My son is also named Bort
Names are so fucking arbitrary. I’ve had a lifelong struggle with mine. Sometimes my name feels no better than a random mashup of letters. Do people feel connected to their names? A sense of power or identity? What do I do when the name most of the world knows me by loses its power?
Susan. I have no idea where this name came from. My sister was named after a Beatles song and my brother was named after my dad. There’s no ancestral Susan in the family, no significance to the name. I know two things: My dad says he wanted to give me a “really German name” but was opposed, so I guess I missed out on being Dagmar in life. The other is that my name was supposedly chosen because it was easy for my mom to pronounce. Stares in lifetime of being called what sounds like Sue-John because of her accent
My name embarrassed me as a kid. It was a laughable “old lady” name before they were cool. I had no interesting or meaningful origin story. I was embarrassed also that my middle name was my Korean name, that I didn’t have a simple, easy Western name. “It’s so unique!” I remember a coworker telling me in Korea. I’ve come to embrace that as an adult but growing up I didn’t need another reminder of being othered.
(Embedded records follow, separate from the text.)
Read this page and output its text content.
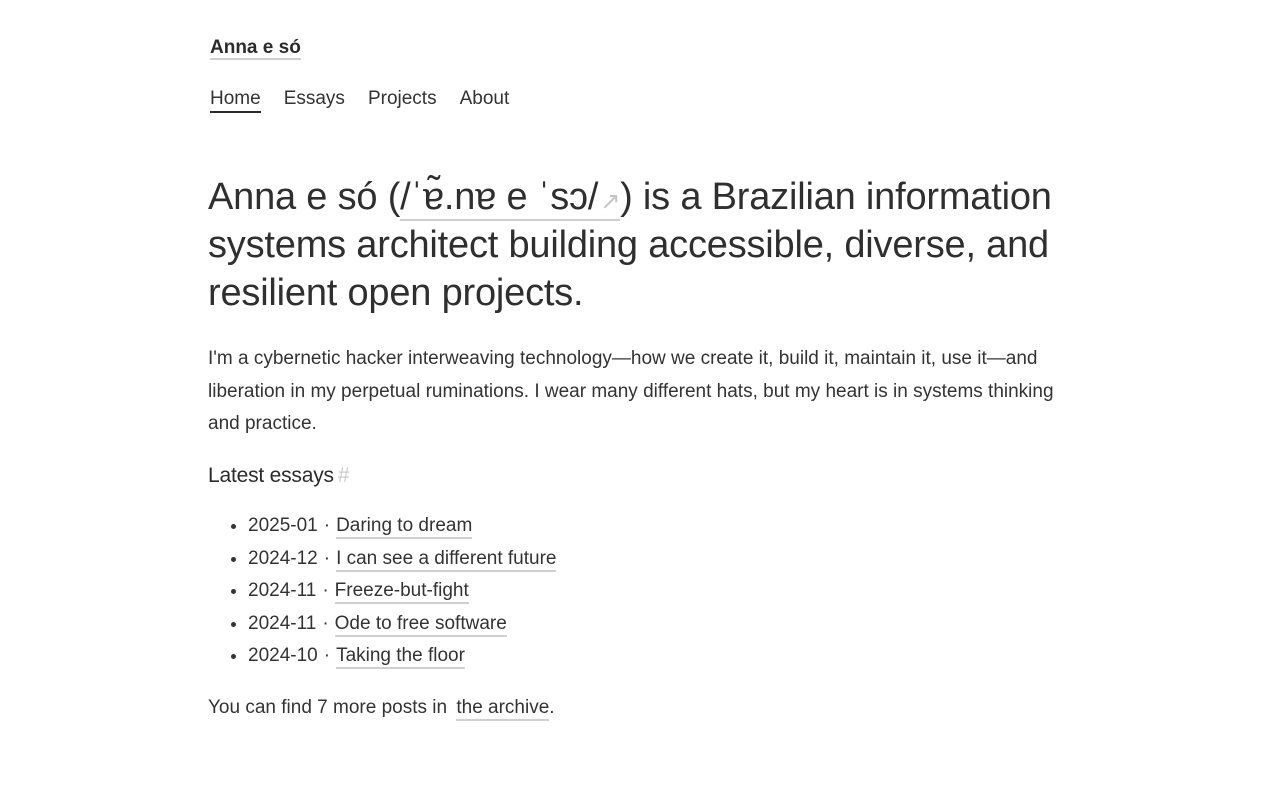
Anna e só
Home Essays Projects About
Anna e só (/ˈɐ̃.nɐ e ˈsɔ/↗) is a Brazilian information systems architect building accessible, diverse, and resilient open projects.

I'm a cybernetic hacker interweaving technology—how we create it, build it, maintain it, use it—and liberation in my perpetual ruminations. I wear many different hats, but my heart is in systems thinking and practice.

Latest essays #
• 2025-01 · Daring to dream
• 2024-12 · I can see a different future
• 2024-11 · Freeze-but-fight
• 2024-11 · Ode to free software
• 2024-10 · Taking the floor

You can find 7 more posts in the archive.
Sus. There’s really no cool or meaningful origin story here either. It’s a nickname I picked up in high school after failing to introduce myself as Sue in the big new school. Sus felt cool and different and weird and I liked that. I’m not sure what Sus feels like anymore. It feels strange to me to keep using a name I associate so strongly with high school and a clique of friends no longer in my life. It’s not any more or less meaningful than any other name that’s been attached to me.
I’ve been frustrated generally with how activist and organizing spaces get siloed, which is a separate piece for a different time, but this also has me thinking of how I’m frustrated with how my identity is siloed. So many different people and groups know me by different names. Maybe the answer is to give you my full name. Because that whole complicated name is my heritage and history.
Right now though, I feel inclined to embrace my Korean name. Sunhee. A name I couldn't even spell for most of my childhood. When I taught in Korea and the kids found out I had a Korean name, they all insisted I sign their notebooks in Hangul. I hate how strange it feels to claim a name that's been mine since birth and I'll admit, a little strange to hear myself addressed that way. But it also feels good, like a wholeness is forming and it feels good to come out of the siloes.